For most of the post-war period, it was not possible for foreign firms to make large-scale acquisitions in Japan. Not only did the Japanese "business system" itself stand in the way of the development of a market for corporate control (through extensive cross shareholdings, for example) but the heavily insiderist nature of Japanese firms created strong corporate cultures that presented potential difficulties for multinational firms wanting to integrate them into their global operations. During the last decade, however, the combination of economic weakness in Japan and the globalisation of the capital markets has created opportunities for foreign firms to acquire significant firms in Japan. In a case based approach (Renault-Nissan, Roche-Chugai Pharmaceutical, Ripplewood-Shinsei Bank and two anonymous UK firms which made Japanese acquisitions), this study examines the impact of foreign ownership and control on Japanese organisations.

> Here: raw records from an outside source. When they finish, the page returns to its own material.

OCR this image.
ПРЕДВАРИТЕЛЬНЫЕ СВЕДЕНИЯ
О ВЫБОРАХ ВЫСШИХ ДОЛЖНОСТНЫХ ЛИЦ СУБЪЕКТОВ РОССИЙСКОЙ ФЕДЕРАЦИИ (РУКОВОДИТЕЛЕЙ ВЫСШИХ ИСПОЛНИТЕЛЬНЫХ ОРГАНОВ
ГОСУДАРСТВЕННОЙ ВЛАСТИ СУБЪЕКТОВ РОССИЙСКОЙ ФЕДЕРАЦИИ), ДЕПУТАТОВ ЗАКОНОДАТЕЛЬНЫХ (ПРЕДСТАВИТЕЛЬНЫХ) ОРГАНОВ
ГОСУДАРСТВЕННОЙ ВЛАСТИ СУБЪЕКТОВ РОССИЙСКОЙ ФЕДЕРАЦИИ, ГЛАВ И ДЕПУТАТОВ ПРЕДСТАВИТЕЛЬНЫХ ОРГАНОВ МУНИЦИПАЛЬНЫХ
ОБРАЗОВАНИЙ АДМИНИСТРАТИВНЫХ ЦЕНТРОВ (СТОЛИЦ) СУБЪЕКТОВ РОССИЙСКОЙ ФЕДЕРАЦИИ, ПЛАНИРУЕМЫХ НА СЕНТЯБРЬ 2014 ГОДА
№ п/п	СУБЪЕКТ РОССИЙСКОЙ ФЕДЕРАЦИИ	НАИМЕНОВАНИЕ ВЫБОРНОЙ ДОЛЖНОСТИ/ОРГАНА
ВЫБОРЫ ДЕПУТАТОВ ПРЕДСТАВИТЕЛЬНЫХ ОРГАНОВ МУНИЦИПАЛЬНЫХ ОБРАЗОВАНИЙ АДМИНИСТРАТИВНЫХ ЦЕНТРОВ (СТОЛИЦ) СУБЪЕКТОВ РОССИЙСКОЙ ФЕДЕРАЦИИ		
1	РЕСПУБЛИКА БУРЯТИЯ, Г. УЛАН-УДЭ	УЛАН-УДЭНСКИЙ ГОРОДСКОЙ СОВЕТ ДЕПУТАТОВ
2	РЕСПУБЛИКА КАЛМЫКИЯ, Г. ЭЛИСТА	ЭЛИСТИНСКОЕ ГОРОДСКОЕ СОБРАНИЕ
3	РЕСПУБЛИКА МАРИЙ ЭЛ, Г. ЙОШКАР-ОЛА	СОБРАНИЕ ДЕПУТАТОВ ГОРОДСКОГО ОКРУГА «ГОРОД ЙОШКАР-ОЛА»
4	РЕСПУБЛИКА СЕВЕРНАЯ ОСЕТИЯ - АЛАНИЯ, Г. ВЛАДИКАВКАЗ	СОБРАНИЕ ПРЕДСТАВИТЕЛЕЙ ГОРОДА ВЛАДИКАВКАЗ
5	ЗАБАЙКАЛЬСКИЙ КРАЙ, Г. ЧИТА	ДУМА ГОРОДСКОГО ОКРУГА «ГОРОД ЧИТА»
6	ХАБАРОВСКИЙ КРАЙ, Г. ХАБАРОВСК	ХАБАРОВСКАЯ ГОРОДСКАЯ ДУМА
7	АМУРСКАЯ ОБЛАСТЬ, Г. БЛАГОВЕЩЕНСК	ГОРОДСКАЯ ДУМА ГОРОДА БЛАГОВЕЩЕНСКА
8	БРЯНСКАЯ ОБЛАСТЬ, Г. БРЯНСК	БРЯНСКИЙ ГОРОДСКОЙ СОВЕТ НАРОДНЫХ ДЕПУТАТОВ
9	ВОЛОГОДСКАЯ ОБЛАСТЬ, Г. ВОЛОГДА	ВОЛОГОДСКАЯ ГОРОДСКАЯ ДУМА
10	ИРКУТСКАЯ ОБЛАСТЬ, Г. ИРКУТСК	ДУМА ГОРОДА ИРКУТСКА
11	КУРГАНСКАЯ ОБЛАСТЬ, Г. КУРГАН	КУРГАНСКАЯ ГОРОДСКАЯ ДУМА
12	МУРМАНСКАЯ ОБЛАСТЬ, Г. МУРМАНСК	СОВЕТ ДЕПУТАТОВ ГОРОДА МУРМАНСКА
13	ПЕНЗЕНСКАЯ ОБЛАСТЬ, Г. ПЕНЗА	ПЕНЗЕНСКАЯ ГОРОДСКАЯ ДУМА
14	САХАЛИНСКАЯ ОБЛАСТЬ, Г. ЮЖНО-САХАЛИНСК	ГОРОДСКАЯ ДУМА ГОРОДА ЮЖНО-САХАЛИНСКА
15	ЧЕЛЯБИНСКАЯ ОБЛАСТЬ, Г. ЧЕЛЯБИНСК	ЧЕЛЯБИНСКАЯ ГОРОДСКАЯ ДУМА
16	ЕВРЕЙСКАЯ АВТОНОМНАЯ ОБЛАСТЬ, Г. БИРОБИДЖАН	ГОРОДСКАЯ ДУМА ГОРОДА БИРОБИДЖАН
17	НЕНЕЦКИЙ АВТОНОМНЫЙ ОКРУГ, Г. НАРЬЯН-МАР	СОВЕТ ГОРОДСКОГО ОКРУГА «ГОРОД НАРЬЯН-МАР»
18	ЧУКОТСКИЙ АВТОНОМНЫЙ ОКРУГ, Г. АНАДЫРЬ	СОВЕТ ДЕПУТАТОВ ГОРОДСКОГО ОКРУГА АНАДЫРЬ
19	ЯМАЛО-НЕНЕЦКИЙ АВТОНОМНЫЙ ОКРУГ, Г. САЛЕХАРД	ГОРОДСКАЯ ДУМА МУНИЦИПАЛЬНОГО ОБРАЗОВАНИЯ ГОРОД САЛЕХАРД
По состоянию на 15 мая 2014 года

Using an institutional framework, it looks in particular at impact of foreign control on deeply embedded organisational practices, such as lifetime employment and seniority based pay, consensus-based decision-making which are features of Japanese firms.
Dr. Olcott is Senior Fellow at the Judge Business School, University of Cambridge. He completed his Ph.D. dissertation in 2005 on the impact of foreign ownership and control on Japanese organizations.
After graduating from Oxford University with a degree in Politics, Philosophy and Economics, he spent five years in Hong Kong and Japan working for Cathay Pacific Airways. After then spending two years at Shell International in London, he joined the UK merchant bank SG Warburg (now UBS Investment Bank). He spent fifteen years at Warburg, ten of which were in Tokyo, where he latterly headed up the Equity Capital Markets Group. He also spent three years as head of UBS's institutional asset management operation in Japan. He left UBS to embark on his current research at Cambridge in 2001. He was a Visiting Scholar at the Policy Research Institute of the Ministry of Finance, Japan in 2004 and is Vice Chairman of the Japan Society of the UK and Honorary Treasurer of the British Association of Japanese Studies. He is a member of the board of Nippon Sheet Glass, one of the world's leading flat glass manufacturers, which acquired Pilkington plc in 2006.
He also has an MBA from INSEAD in France.